Disentangled Acoustic Fields For Multimodal Physical Scene Understanding
Jie Yin, Andrew Luo, Yilun Du, Anoop Cherian, Tim K. Marks, Jonathan Le Roux, Chuang Gan
TL;DR
This work introduces Disentangled Acoustic Fields (DAFs) to model cross-scene sound formation for multimodal physical scene understanding. By packaging sound generation factors into an explicit, disentangled latent space and employing an analysis-by-synthesis loop with a PSD-focused output, the approach enables robust, cross-environment inference of object location, type, and material, while producing spatial uncertainty maps to guide exploration. The encoder–generator framework, with KL regularization and PSD losses, supports amortized inference and uncertainty-aware planning that integrates audio with RGB-D visual cues. Experiments on TDW-based Find Fallen Object and related datasets show significant gains over baselines in object-property inference and navigation efficiency, including cross-scene generalization.
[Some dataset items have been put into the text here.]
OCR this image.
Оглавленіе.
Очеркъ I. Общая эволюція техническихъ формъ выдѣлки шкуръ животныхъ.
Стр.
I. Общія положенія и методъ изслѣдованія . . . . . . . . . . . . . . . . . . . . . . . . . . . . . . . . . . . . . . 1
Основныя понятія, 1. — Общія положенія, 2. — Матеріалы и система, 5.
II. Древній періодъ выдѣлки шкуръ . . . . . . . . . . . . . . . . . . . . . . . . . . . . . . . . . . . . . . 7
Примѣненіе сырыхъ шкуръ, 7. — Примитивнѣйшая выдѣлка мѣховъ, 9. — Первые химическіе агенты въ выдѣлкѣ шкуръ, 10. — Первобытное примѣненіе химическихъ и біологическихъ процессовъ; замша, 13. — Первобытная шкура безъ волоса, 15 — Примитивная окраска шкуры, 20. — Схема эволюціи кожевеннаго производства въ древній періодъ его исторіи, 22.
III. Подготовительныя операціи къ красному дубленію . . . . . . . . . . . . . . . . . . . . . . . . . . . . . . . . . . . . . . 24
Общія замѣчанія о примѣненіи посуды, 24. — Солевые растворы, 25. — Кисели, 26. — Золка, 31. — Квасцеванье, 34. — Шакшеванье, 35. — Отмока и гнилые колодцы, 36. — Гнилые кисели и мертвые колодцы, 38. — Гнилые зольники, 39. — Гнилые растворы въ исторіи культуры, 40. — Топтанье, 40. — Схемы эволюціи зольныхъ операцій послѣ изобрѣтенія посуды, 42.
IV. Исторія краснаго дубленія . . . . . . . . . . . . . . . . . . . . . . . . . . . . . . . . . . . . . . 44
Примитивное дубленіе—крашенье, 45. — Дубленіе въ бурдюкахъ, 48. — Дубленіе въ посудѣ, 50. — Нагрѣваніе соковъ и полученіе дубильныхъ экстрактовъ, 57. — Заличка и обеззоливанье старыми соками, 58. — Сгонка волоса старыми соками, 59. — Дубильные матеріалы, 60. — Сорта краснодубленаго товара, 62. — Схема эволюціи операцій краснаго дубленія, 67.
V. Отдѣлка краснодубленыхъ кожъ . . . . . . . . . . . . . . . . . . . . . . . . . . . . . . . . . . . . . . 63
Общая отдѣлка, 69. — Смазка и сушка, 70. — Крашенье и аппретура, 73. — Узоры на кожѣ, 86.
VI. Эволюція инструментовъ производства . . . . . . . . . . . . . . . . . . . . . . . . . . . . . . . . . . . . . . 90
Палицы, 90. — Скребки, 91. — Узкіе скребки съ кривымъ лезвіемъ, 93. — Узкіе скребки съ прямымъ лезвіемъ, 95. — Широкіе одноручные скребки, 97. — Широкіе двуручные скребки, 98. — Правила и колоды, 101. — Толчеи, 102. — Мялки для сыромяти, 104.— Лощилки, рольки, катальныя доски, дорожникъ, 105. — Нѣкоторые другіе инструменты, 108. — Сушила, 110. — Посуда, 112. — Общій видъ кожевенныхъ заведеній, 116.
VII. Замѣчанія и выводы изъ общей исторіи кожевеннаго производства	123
Overall, the method advances sound-based localization in cluttered, multi-environment settings by combining physical sound formation modeling with multimodal planning.
Abstract
We study the problem of multimodal physical scene understanding, where an embodied agent needs to find fallen objects by inferring object properties, direction, and distance of an impact sound source. Previous works adopt feed-forward neural networks to directly regress the variables from sound, leading to poor generalization and domain adaptation issues. In this paper, we illustrate that learning a disentangled model of acoustic formation, referred to as disentangled acoustic field (DAF), to capture the sound generation and propagation process, enables the embodied agent to construct a spatial uncertainty map over where the objects may have fallen. We demonstrate that our analysis-by-synthesis framework can jointly infer sound properties by explicitly decomposing and factorizing the latent space of the disentangled model. We further show that the spatial uncertainty map can significantly improve the success rate for the localization of fallen objects by proposing multiple plausible exploration locations.